Наличие разработанной историографии и опубликованных источников избавляет от необходимости подробного изложения данного сюжета. В данном разделе представлена попытка дать типологию частных инициатив конца XVIII в. и прояснить некоторые спорные моменты, а также ввести в научный оборот некоторые новые источники, позволяющие несколько по-иному взглянуть на широко известных в историографии деятелей.
Один из выдающихся представителей еврейства своего времени, Йешуа (в российских делопроизводственных источниках – Гамшей) Цейтлин (Цетлин) (1742–1821), был обязан своим исключительным влиянием, с одной стороны, традиционной еврейской комбинации происхождения, богатства и талмудической учености, а с другой стороны – зафиксированной как еврейскими, так и российскими источниками «дружбе» с Г.А. Потемкиным. Блистательный фаворит сочетал любовь к роскоши и развлечениям с увлечением философией. Как вспоминал его родственник Л.Н. Энгельгарт, Потемкин «держал у себя ученых рабинов, раскольников и всякого звания ученых людей, – любимое его было упражнение: когда все разъезжались, призывал их к себе и стравливал их, так сказать, а сам изощрял себя в познаниях»[339]. Занимавшийся поставками для армии во время русско-турецкой войны 1787–1791 гг. Цейтлин сумел обратить на себя внимание Потемкина и вскоре, как гласит сообщенное правнуком Цейтлина предание, «беседовал и гулял с Потемкиным как друг или брат»[340].
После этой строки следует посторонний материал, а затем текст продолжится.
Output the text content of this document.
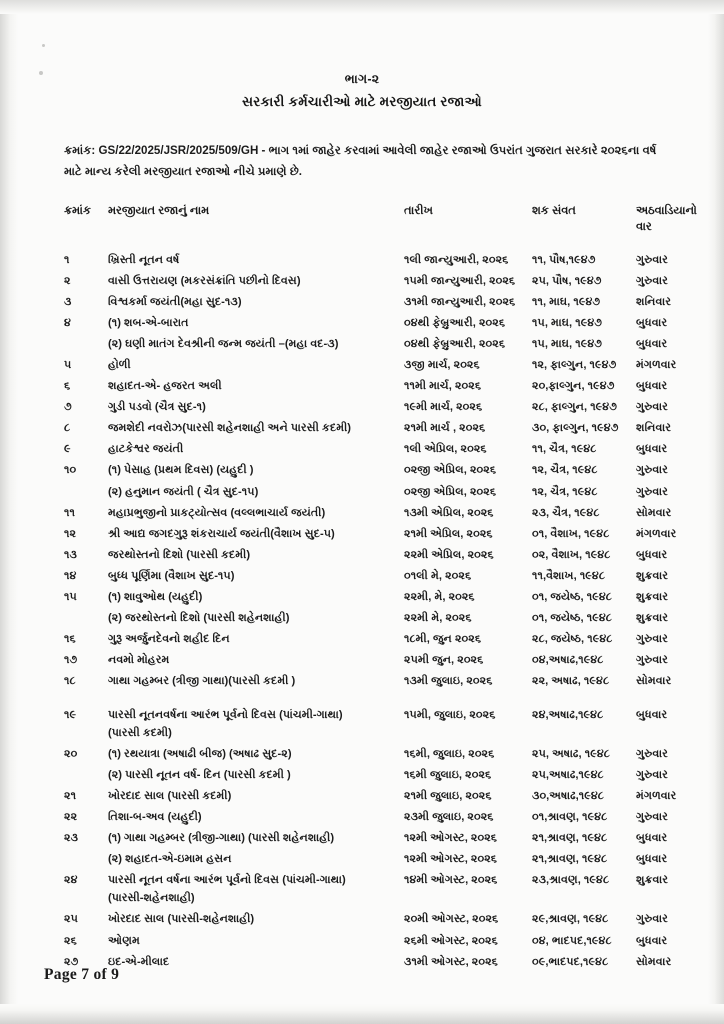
ભાગ-૨
સરકારી કર્મચારીઓ માટે મરજીયાત રજાઓ

ક્રમાંક: GS/22/2025/JSR/2025/509/GH - ભાગ ૧માં જાહેર કરવામાં આવેલી જાહેર રજાઓ ઉપરાંત ગુજરાત સરકારે ૨૦૨૬ના વર્ષ માટે માન્ય કરેલી મરજીયાત રજાઓ નીચે પ્રમાણે છે.

ક્રમાંક	મરજીયાત રજાનું નામ	તારીખ	શક સંવત	અઠવાડિયાનો
વાર
૧	ખ્રિસ્તી નૂતન વર્ષ	૧લી જાન્યુઆરી, ૨૦૨૬	૧૧, પૌષ,૧૯૪૭	ગુરુવાર
૨	વાસી ઉત્તરાયણ (મકરસંક્રાંતિ પછીનો દિવસ)	૧૫મી જાન્યુઆરી, ૨૦૨૬	૨૫, પૌષ, ૧૯૪૭	ગુરુવાર
૩	વિશ્વકર્મા જયંતી(મહા સુદ-૧૩)	૩૧મી જાન્યુઆરી, ૨૦૨૬	૧૧, માઘ, ૧૯૪૭	શનિવાર
૪	(૧) શબ-એ-બારાત	૦૪થી ફેબ્રુઆરી, ૨૦૨૬	૧૫, માઘ, ૧૯૪૭	બુધવાર
	(૨) ઘણી માતંગ દેવશ્રીની જન્મ જયંતી –(મહા વદ-૩)	૦૪થી ફેબ્રુઆરી, ૨૦૨૬	૧૫, માઘ, ૧૯૪૭	બુધવાર
૫	હોળી	૩જી માર્ચ, ૨૦૨૬	૧૨, ફાલ્ગુન, ૧૯૪૭	મંગળવાર
૬	શહાદત-એ- હજરત અલી	૧૧મી માર્ચ, ૨૦૨૬	૨૦,ફાલ્ગુન, ૧૯૪૭	બુધવાર
૭	ગુડી પડવો (ચૈત્ર સુદ-૧)	૧૯મી માર્ચ, ૨૦૨૬	૨૮, ફાલ્ગુન, ૧૯૪૭	ગુરુવાર
૮	જમશેદી નવરોઝ(પારસી શહેનશાહી અને પારસી કદમી)	૨૧મી માર્ચ , ૨૦૨૬	૩૦, ફાલ્ગુન, ૧૯૪૭	શનિવાર
૯	હાટકેશ્વર જયંતી	૧લી એપ્રિલ, ૨૦૨૬	૧૧, ચૈત્ર, ૧૯૪૮	બુધવાર
૧૦	(૧) પેસાહ (પ્રથમ દિવસ) (યહુદી )	૦૨જી એપ્રિલ, ૨૦૨૬	૧૨, ચૈત્ર, ૧૯૪૮	ગુરુવાર
	(૨) હનુમાન જયંતી ( ચૈત્ર સુદ-૧૫)	૦૨જી એપ્રિલ, ૨૦૨૬	૧૨, ચૈત્ર, ૧૯૪૮	ગુરુવાર
૧૧	મહાપ્રભુજીનો પ્રાકટ્યોત્સવ (વલ્લભાચાર્ય જયંતી)	૧૩મી એપ્રિલ, ૨૦૨૬	૨૩, ચૈત્ર, ૧૯૪૮	સોમવાર
૧૨	શ્રી આદ્ય જગદગુરૂ શંકરાચાર્ય જયંતી(વૈશાખ સુદ-૫)	૨૧મી એપ્રિલ, ૨૦૨૬	૦૧, વૈશાખ, ૧૯૪૮	મંગળવાર
૧૩	જરથોસ્તનો દિશો (પારસી કદમી)	૨૨મી એપ્રિલ, ૨૦૨૬	૦૨, વૈશાખ, ૧૯૪૮	બુધવાર
૧૪	બુધ્ધ પૂર્ણિમા (વૈશાખ સુદ-૧૫)	૦૧લી મે, ૨૦૨૬	૧૧,વૈશાખ, ૧૯૪૮	શુક્રવાર
૧૫	(૧) શાવુઓથ (યહુદી)	૨૨મી, મે, ૨૦૨૬	૦૧, જયેષ્ઠ, ૧૯૪૮	શુક્રવાર
	(૨) જરથોસ્તનો દિશો (પારસી શહેનશાહી)	૨૨મી મે, ૨૦૨૬	૦૧, જયેષ્ઠ, ૧૯૪૮	શુક્રવાર
૧૬	ગુરૂ અર્જુનદેવનો શહીદ દિન	૧૮મી, જુન ૨૦૨૬	૨૮, જયેષ્ઠ, ૧૯૪૮	ગુરુવાર
૧૭	નવમો મોહરમ	૨૫મી જુન, ૨૦૨૬	૦૪,અષાઢ,૧૯૪૮	ગુરુવાર
૧૮	ગાથા ગહમ્બર (ત્રીજી ગાથા)(પારસી કદમી )	૧૩મી જુલાઇ, ૨૦૨૬	૨૨, અષાઢ, ૧૯૪૮	સોમવાર
૧૯	પારસી નૂતનવર્ષના આરંભ પૂર્વનો દિવસ (પાંચમી-ગાથા)
(પારસી કદમી)	૧૫મી, જુલાઇ, ૨૦૨૬	૨૪,અષાઢ,૧૯૪૮	બુધવાર
૨૦	(૧) રથયાત્રા (અષાઢી બીજ) (અષાઢ સુદ-૨)	૧૬મી, જુલાઇ, ૨૦૨૬	૨૫, અષાઢ, ૧૯૪૮	ગુરુવાર
	(૨) પારસી નૂતન વર્ષ- દિન (પારસી કદમી )	૧૬મી જુલાઇ, ૨૦૨૬	૨૫,અષાઢ,૧૯૪૮	ગુરુવાર
૨૧	ખોરદાદ સાલ (પારસી કદમી)	૨૧મી જુલાઇ, ૨૦૨૬	૩૦,અષાઢ,૧૯૪૮	મંગળવાર
૨૨	તિશા-બ-અવ (યહુદી)	૨૩મી જુલાઇ, ૨૦૨૬	૦૧,શ્રાવણ, ૧૯૪૮	ગુરુવાર
૨૩	(૧) ગાથા ગહમ્બર (ત્રીજી-ગાથા) (પારસી શહેનશાહી)	૧૨મી ઓગસ્ટ, ૨૦૨૬	૨૧,શ્રાવણ, ૧૯૪૮	બુધવાર
	(૨) શહાદત-એ-ઇમામ હસન	૧૨મી ઓગસ્ટ, ૨૦૨૬	૨૧,શ્રાવણ, ૧૯૪૮	બુધવાર
૨૪	પારસી નૂતન વર્ષના આરંભ પૂર્વનો દિવસ (પાંચમી-ગાથા)
(પારસી-શહેનશાહી)	૧૪મી ઓગસ્ટ, ૨૦૨૬	૨૩,શ્રાવણ, ૧૯૪૮	શુક્રવાર
૨૫	ખોરદાદ સાલ (પારસી-શહેનશાહી)	૨૦મી ઓગસ્ટ, ૨૦૨૬	૨૯,શ્રાવણ, ૧૯૪૮	ગુરુવાર
૨૬	ઓણમ	૨૬મી ઓગસ્ટ, ૨૦૨૬	૦૪, ભાદપદ,૧૯૪૮	બુધવાર
૨૭	ઇદ-એ-મીલાદ	૩૧મી ઓગસ્ટ, ૨૦૨૬	૦૯,ભાદપદ,૧૯૪૮	સોમવાર
Page 7 of 9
Проживая в собственном имении Устье недалеко от Шклова, он сумел собрать вокруг себя образованных и богатых евреев, а также оказывал финансовую помощь еврейским ученым, как талмудистам, так и лицам, занимавшимся светскими науками[341]. Его зятья, каждый на свой лад, сыграли большую роль в последующей истории российского еврейства: мужем его старшей дочери был Мордехай Натансон, ученик Виленского гаона[342]. Муж средней и, по-видимому, любимой дочери Цейтлина Сары-Фейгеле, Абрам Израилевич Перетц, стал одной из ключевых фигур «политической» истории российских евреев в первые годы XIX в. Он был сыном раввина из местечка Ливертово в Галиции, возводившего свое происхождение к «благородным» предкам сефардского происхождения, якобы пожалованным дворянством кем-то из испанских королей. Абрам Перетц с детских лет проявлял необычайные способности к наукам и, следуя традиционной модели поведения небогатых, но одаренных молодых евреев, скитался от йешивы к йешиве в поисках знаний и выгодных знакомств. Проявившийся интерес к светским наукам побудил его отправиться в Берлин к дальнему родственнику. Там его обнаружил отправившийся по торговым делам в прусскую столицу Цейтлин, увез к себе и почти насильно женил на Саре-Фейгеле[343]. Маловероятно, чтобы Цейтлин сделал это исключительно под впечатлением ума и талантов случайно встреченного им молодого человека, как гласит легенда[344]. Скорее всего, женитьба Перетца на дочери Цейтлина была результатом давней договоренности родителей молодых людей, и Цейтлин, встретив Перетца в Берлине, счел, что пришло время требовать выполнения договора.